0.100 mol of SO2 and 0.100 mol of O2 are introduced in a flask of 1.52 L. When in equilibrium, 203 is found to be 0.0916 mol. Determine kp.
2S03(g) <-> 2SO(g) + O2(g)
In order to solve this question 1st I made an ICE table and I got the values
2SO3 <-> 2SO + 02
I .100 .100
C .1- 0.0916 .1-.0458
E 0.0916 .0084 .0542
.0916/1.52 .0084/1.52 .0542/1.52
=.060M =.0055M =.0357M
Then I substitued each value into the kp expression and solved for the Kp. Is this correct?
The boards don't recognize any space AFTER the first one but you can still space if you use periods; for example, as in
..........2SO3 ==> 2SO2 + O2.
initial....0.........0.1....0.1
change....+2x........-2x...-x
equil.....+2x........0.1-2x.0.1-x
The equilibrium values look ok to me for SO3 and O2. For SO2, I think you have thrown away the last number which I wouldn't do. 0.1-0.0916 = 0.00840. (OK, so it's a zero but you shouldn't throw it away.)

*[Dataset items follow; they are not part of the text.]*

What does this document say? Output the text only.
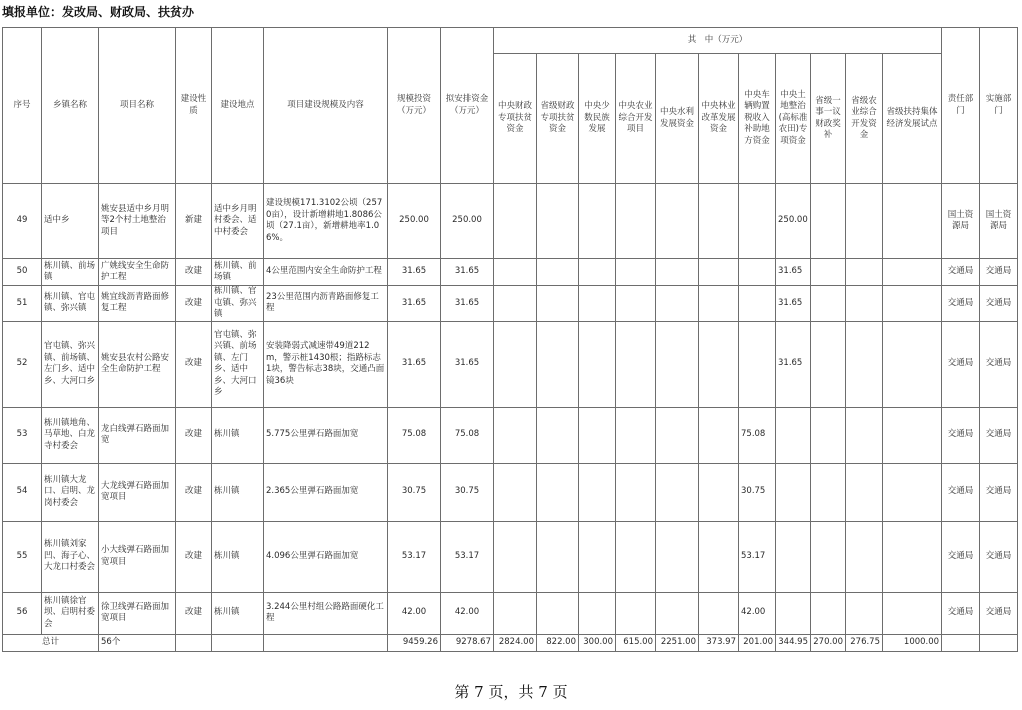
填报单位：发改局、财政局、扶贫办
序号	乡镇名称	项目名称	建设性质	建设地点	项目建设规模及内容	规模投资（万元）	拟安排资金（万元）	其　中（万元）											责任部门	实施部门
								中央财政专项扶贫资金	省级财政专项扶贫资金	中央少数民族发展	中央农业综合开发项目	中央水利发展资金	中央林业改革发展资金	中央车辆购置税收入补助地方资金	中央土地整治(高标准农田)专项资金	省级一事一议财政奖补	省级农业综合开发资金	省级扶持集体经济发展试点		
49	适中乡	姚安县适中乡月明等2个村土地整治项目	新建	适中乡月明村委会、适中村委会	建设规模171.3102公顷（2570亩），设计新增耕地1.8086公顷（27.1亩），新增耕地率1.06%。	250.00	250.00								250.00				国土资源局	国土资源局
50	栋川镇、前场镇	广姚线安全生命防护工程	改建	栋川镇、前场镇	4公里范围内安全生命防护工程	31.65	31.65								31.65				交通局	交通局
51	栋川镇、官屯镇、弥兴镇	姚宜线沥青路面修复工程	改建	栋川镇、官屯镇、弥兴镇	23公里范围内沥青路面修复工程	31.65	31.65								31.65				交通局	交通局
52	官屯镇、弥兴镇、前场镇、左门乡、适中乡、大河口乡	姚安县农村公路安全生命防护工程	改建	官屯镇、弥兴镇、前场镇、左门乡、适中乡、大河口乡	安装降弱式减速带49道212m，警示桩1430根；指路标志1块，警告标志38块，交通凸面镜36块	31.65	31.65								31.65				交通局	交通局
53	栋川镇地角、马草地、白龙寺村委会	龙白线弹石路面加宽	改建	栋川镇	5.775公里弹石路面加宽	75.08	75.08							75.08					交通局	交通局
54	栋川镇大龙口、启明、龙岗村委会	大龙线弹石路面加宽项目	改建	栋川镇	2.365公里弹石路面加宽	30.75	30.75							30.75					交通局	交通局
55	栋川镇刘家凹、海子心、大龙口村委会	小大线弹石路面加宽项目	改建	栋川镇	4.096公里弹石路面加宽	53.17	53.17							53.17					交通局	交通局
56	栋川镇徐官坝、启明村委会	徐卫线弹石路面加宽项目	改建	栋川镇	3.244公里村组公路路面硬化工程	42.00	42.00							42.00					交通局	交通局
总计		56个				9459.26	9278.67	2824.00	822.00	300.00	615.00	2251.00	373.97	201.00	344.95	270.00	276.75	1000.00		
第 7 页，共 7 页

To that point you are ok. What you have calculated, and called Kp, actually is Kc. moles/L = M and you substituted into the Kc expression and solved for Kc.
What you need to do next is to add all of the moles to find total moles, then find the mole fraction of each gas.
XSO3 = moles SO3/total moles = ??
XSO2 = moles SO2/total moles = ??
XO2 = moles O2/total moles = ??
Next you want the partial pressure of each. That is
PSO3 = XSO3*Ptotal
PSO2 = XSO2*Ptotal
PO2 = XO2*Ptotal.
Do you have a value for Ptotal in the problem, an equilibrium pressure given, or a temperature given in the problem/
Sorry my ICE table came out wrong.
It is actually suppose to be
2SO3 <-> 2SO + 02
I 0 .100 .100
C 0 .1- 0.0916 .1-.0458
E 0.0916 .0084 .0542
No I wasn't, but can I just use the pressure formula of P() = nRT/V and then just add all of them together?
Okay I think I figured out how to do it all. Thanks for explaining.
You don't have a T; what will you substitute for T in P = nRT/V. If you have a total P you can calculate partial pressures of each then solve for Kp.
Yes, your approach is correct. To determine the value of Kp, you need to calculate the equilibrium concentrations of each species and then substitute those values into the expression for Kp.
In this case, you correctly set up an ICE table:
2SO3 <-> 2SO + O2
I 0.100 0.100
C 0.1 - 0.0916 0.1 - 0.0458
E 0.0916 0.0084 0.0542
Then, you divided each concentration by the volume of the flask to calculate the molarities:
SO3: 0.0916 mol / 1.52 L = 0.060 M
SO: 0.0084 mol / 1.52 L = 0.0055 M
O2: 0.0542 mol / 1.52 L = 0.0357 M
Next, you substitute these equilibrium concentrations into the expression for Kp:
Kp = ( [SO]^2 * [O2] ) / [SO3]^2
Kp = (0.0055^2 * 0.0357) / (0.060^2)
Calculating this expression will give you the value of Kp for the system at equilibrium.